2. LET GO OF BLAMING YOURSELF: After acknowledging that food is being used to fill an emotional need, the second and most important step is to have compassion for yourself. You are not a “bad person” for wanting to feel better. In the dieting world, it is seen as “bad” to “go off track” and eat “bad foods”. Let go of the idea that certain foods are bad and that you should feel guilty for breaking the “rules” of your diet. Instead, contemplate the reason why you are reaching for the foods you are craving. For most people, the holidays are a mixture of comforting, happy memories, stressful, difficult memories (especially if you have lost a loved one) and high expectations for a “perfect holiday”. Those are not easy things to deal with. Let yourself off the hook and try to let go of any unrealistic expectations that are causing you stress.
3. TAKE CARE OF YOUR STRESS DIRECTLY, NOT INDIRECTLY: If you are having a hard time during the holiday season, let yourself make your emotional needs a priority. Ways to directly deal with your stress is to talk about it, spend time with people who do not add to your stress levels, and schedule some time just for yourself. Sometimes just having a few brief moments of quiet time in a peaceful place can make a world of difference. The holidays can become so hectic and busy that we often put our own needs last. The less we directly deal with our own stress levels, the more we rely on indirect ways to cope, which can lead to using food, alcohol, or other ways to “escape”. Trying to escape our stress does not provide an adequate outlet for us to process our emotions. If you are having a hard time grieving the loss of a loved one around the holidays, it can be useful to look at the positive side of emotional eating. If a certain food reminds you of the person you have lost, let yourself enjoy those foods and remember your loved one. Combine this ritual with writing a letter to your loved one, writing in a journal, or talking with someone who understands how much you miss that person. Taking care of yourself is just as important as your other obligations this holiday season.

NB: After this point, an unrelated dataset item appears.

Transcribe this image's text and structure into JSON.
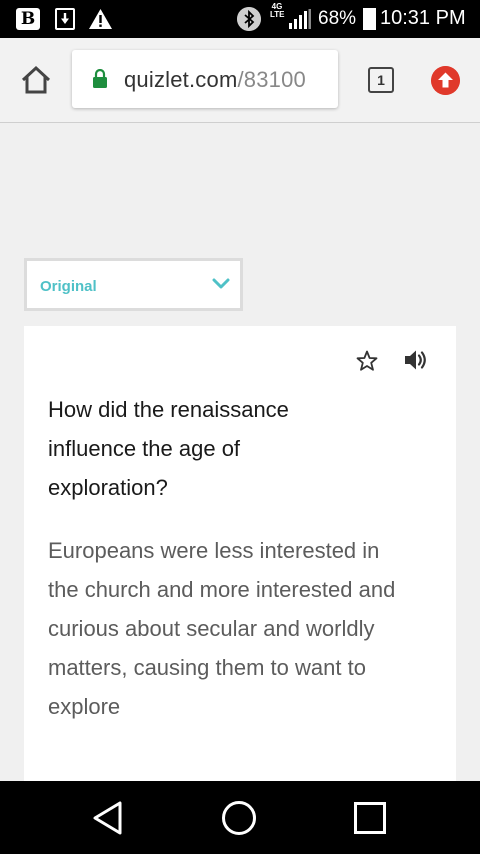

4. MAYBE I NEED MORE SUPPORT? For approximately eleven million Americans, emotional eating is part of an eating disorder (National Eating Disorder Association, www.nationaleatingdisorders.org). Eating disorders can range in severity levels and unfortunately eating disorders can be misunderstood and many people do not seek out the help that they need. If you feel like emotional eating is truly out of control or if food and weight is dominating your thoughts throughout the day, it is worth your time to talk to a professional who specializes in helping people with Eating Disorders. You can find an Eating Disorder specialist in your area through the website www.EDreferral.com.